1 lb. large shrimp, shelled and deveined
1 large zucchini, sliced in thick half-moons
Fresh Pearl Onions, peeled (I used a large sweet onion, cut into large chunks)
1 basket of cherry or grape tomatoes (or cut a large ripe tomato into chunks. But this will be messy on the grill).
Juice of one lemon or lime, 3 garlic cloves large, minced, 1/4 to a 1/2 cup of extra virgin olive oil, sea salt and freshly ground pepper (to taste). You can add minced fresh herbs to the marinate such as tarragon, chives, etc.
Alternate the shrimp and vegetables on the prepared skewers and set aside.

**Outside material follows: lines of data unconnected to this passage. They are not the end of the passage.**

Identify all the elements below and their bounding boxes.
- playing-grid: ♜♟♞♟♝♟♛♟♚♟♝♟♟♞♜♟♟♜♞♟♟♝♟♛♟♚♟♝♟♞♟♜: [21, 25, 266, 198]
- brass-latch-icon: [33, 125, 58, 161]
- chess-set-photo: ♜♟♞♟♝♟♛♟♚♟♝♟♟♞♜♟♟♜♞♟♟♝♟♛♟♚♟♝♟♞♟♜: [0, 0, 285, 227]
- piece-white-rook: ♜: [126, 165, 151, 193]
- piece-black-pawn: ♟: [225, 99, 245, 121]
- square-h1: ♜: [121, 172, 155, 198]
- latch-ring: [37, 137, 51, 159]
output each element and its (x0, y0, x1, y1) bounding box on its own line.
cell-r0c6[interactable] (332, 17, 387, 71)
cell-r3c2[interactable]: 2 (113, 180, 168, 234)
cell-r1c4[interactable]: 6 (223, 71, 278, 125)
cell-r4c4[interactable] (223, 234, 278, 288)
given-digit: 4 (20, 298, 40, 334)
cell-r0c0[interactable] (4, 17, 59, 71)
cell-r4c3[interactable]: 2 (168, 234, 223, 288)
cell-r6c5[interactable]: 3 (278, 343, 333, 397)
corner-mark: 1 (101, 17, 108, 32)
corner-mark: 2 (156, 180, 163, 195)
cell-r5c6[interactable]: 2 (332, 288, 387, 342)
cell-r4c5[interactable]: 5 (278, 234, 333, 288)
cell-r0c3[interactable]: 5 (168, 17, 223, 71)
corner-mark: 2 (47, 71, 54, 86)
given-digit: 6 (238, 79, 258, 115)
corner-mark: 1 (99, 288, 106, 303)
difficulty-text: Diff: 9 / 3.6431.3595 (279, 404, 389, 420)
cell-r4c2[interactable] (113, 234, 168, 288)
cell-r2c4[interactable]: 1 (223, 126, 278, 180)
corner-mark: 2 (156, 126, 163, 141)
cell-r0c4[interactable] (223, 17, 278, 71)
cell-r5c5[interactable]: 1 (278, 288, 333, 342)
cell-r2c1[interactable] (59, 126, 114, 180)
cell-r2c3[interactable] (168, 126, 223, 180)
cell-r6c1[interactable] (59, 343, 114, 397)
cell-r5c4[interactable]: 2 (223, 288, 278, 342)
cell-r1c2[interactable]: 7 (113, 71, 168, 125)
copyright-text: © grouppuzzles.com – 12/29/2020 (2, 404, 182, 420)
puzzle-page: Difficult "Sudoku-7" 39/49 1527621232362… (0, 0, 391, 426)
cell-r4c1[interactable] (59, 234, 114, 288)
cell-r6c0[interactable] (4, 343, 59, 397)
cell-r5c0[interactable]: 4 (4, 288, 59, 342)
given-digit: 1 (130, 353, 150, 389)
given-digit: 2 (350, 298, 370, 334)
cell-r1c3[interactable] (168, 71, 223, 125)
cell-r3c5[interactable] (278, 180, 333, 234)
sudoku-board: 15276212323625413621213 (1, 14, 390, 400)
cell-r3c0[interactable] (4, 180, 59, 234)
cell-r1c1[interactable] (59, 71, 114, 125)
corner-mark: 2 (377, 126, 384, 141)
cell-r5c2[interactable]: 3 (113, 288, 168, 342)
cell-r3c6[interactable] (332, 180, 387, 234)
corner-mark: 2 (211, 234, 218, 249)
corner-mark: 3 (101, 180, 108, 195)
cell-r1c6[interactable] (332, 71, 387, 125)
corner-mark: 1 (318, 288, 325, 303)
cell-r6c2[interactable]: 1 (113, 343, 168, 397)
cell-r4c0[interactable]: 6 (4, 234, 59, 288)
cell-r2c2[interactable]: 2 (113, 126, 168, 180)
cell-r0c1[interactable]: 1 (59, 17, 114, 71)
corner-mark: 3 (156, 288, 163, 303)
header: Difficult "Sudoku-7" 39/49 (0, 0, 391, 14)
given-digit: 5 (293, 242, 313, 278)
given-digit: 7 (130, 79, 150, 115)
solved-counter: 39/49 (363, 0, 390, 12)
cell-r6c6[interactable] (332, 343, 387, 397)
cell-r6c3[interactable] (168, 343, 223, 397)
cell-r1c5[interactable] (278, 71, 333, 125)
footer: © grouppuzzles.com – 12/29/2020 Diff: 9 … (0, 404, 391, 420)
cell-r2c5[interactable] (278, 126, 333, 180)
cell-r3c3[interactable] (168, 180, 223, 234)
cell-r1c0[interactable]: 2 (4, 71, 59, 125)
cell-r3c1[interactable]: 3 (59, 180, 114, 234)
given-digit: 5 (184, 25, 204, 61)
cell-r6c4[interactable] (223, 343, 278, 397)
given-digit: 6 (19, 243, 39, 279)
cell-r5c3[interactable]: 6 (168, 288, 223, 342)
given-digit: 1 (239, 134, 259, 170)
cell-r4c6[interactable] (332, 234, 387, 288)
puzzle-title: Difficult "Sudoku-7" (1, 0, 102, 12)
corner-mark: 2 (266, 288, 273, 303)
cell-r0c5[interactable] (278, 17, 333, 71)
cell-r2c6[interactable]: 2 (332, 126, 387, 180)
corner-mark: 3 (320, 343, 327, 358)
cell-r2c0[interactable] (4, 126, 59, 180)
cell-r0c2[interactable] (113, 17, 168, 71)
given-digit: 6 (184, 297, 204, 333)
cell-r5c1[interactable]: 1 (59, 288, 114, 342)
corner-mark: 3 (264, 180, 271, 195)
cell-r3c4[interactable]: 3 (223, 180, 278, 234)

|Served with Fried Rice with Green Onions and Peas|
Heat up your grill. I use the stove top cast iron grill we bought a long time ago from Williams Sonoma for grilling when I need to grill and the other side for making pancakes. It is very versatile.
Brush the grooved-sided grill with olive oil. Place the kabobs on the grill and cook on medium high until the shrimp pink. The tomatoes and zucchini will have the grill marks on it. Turn once to finish cooking the other side and remove from grill.